His signature charge, here and elsewhere, is that the Democrats are not serious about cost control because supporters of the excise tax on expensive policies have allowed that tax to be weakened:
Fifth, you got to see at least one area of bipartisan agreement. Neither side was willing to be specific about how to cut costs and raise revenue. The Republicans continued to demagogue efforts to restrain Medicare spending. The Democrats (and the Republicans) conveniently neglected to mention the fact that they had just gutted the long-term revenue source for their entire package, the excise tax on high-cost insurance plans. That tax was diluted and postponed until 2018. There is no way that members of a Congress eight years from now are going to accede to a $1 trillion tax increase to pay for a measure that the 2010 Congress wasn’t brave enough to pay for itself.
First, it is just plain slander to assert that the Democrats are unwilling to be specific about how to raise revenue. The House bill has no excise tax, but it is deficit neutral -- it raises money from other taxes, such as a surtax on high earners, while the Obama plan published in advance of the summit adds a new Medicare surtax on capital gains for high earners. Second, as Atul Gawande has documented in exhaustive detail and as a group of top health care economists led by Dr. Alan Garber has affirmed, the bill deploys just about every means of cost control that health care experts deem to have potential -- coordinated care teams, incentives for results and penalties for not meeting standards on measures such as hospital readmissions, a MedPAC commission with real authority -- and yes, the excise tax, albeit delayed.
Third, it is always suspect to speak of "courage" when dealing with collective bodies. The excise tax has not been weakened because of a lack of "courage." Indeed, Obama has gone to the mat for it as he never did for the public option -- as Ezra Klein predicted he would long ago. Unions and their closest allies in the House have had the 'courage' to risk the entire bill to weaken this tax. Cost control hawks have had the "courage" not to let it go. Any further "courage" on their part would doom the bill to failure.

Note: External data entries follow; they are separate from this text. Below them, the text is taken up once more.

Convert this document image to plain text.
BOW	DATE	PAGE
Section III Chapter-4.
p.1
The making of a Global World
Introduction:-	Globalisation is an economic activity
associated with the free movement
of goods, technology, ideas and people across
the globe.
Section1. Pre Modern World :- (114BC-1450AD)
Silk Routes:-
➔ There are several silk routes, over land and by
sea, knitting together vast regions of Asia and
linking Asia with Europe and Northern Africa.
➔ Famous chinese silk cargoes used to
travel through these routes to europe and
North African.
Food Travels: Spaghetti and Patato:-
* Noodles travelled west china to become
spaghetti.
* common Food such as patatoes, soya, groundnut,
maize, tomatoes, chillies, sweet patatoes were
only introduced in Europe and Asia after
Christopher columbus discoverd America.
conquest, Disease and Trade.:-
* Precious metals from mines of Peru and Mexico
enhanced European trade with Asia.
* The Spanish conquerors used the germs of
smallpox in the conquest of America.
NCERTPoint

"Courage" in fact comes to mean strange things when you're trying to run a slalom course on a luge shoot -- as Democrats have had to do, since the 200+ Republicans in Congress have had the "courage" to uniformly oppose a centrist bill for purely partisan gain (such "courage" is actually cowardice for the substantial minority of Republicans who doubtless recognize that the billl is the best our political system can produce). You want to see real courage, look at Jay Rockefeller, a chief proponent of the public option in the Senate, doing his best to quash the burgeoning movement to reintroduce the public option into the reconciliation negotiations. Rockefeller opposes the movement because he knows it increases the long odds against the House passing the Senate bill, which is the only route to getting comprehensive reform.
Finally, Brooks himself lacks the courage -- or perhaps the awareness -- to engage a rebuttal by Jonathan Chait of his claim that the excise tax will never be enacted. Chait cites the Center on Budget and Policy Priorities to show that Congress has enforced all its cuts to Medicare reimbursement except the one poorly designed measure that Republicans repeatedly cite to prove that cost controls in the health care bill won't stick. And both Chait and Ezra Klein have made the point that Obama has done all he could to keep the excise tax in the bill. Klein captures the Brooks dynamic perfectly:
As for the broader political point, David Brooks is having a weird year. If you read his columns, it really is the case that he is much more in agreement with the Obama White House than with most members of his party or most members of the Democratic Party. But he's still got his tribal loyalties, as we all do. He's handled that tension by attacking Obama for deviating from the conservative things Obama wants to do and Brooks wants him to do but that Obama can't find any conservative votes for.
Rather than praising Obama for protecting the excise tax against unions, House Democrats, and Senate liberals and hammering Republicans for refusing to give Obama the three or four or five votes he'd need to keep that tax strong (or better yet, replace it with a cap on the employer exclusion for health-care benefits), Brooks attacked Obama for making the concessions that kept the excise tax in the bill. That doesn't make much sense, given that Brooks supports the excise tax and Obama is protecting the excise tax. But it makes a lot of sense if Brooks is groping for a way to disagree with a White House that he inconveniently agrees with.
So come on, Brooks, engage with Klein and Chait. You have nothing to lose but your residual assumptions.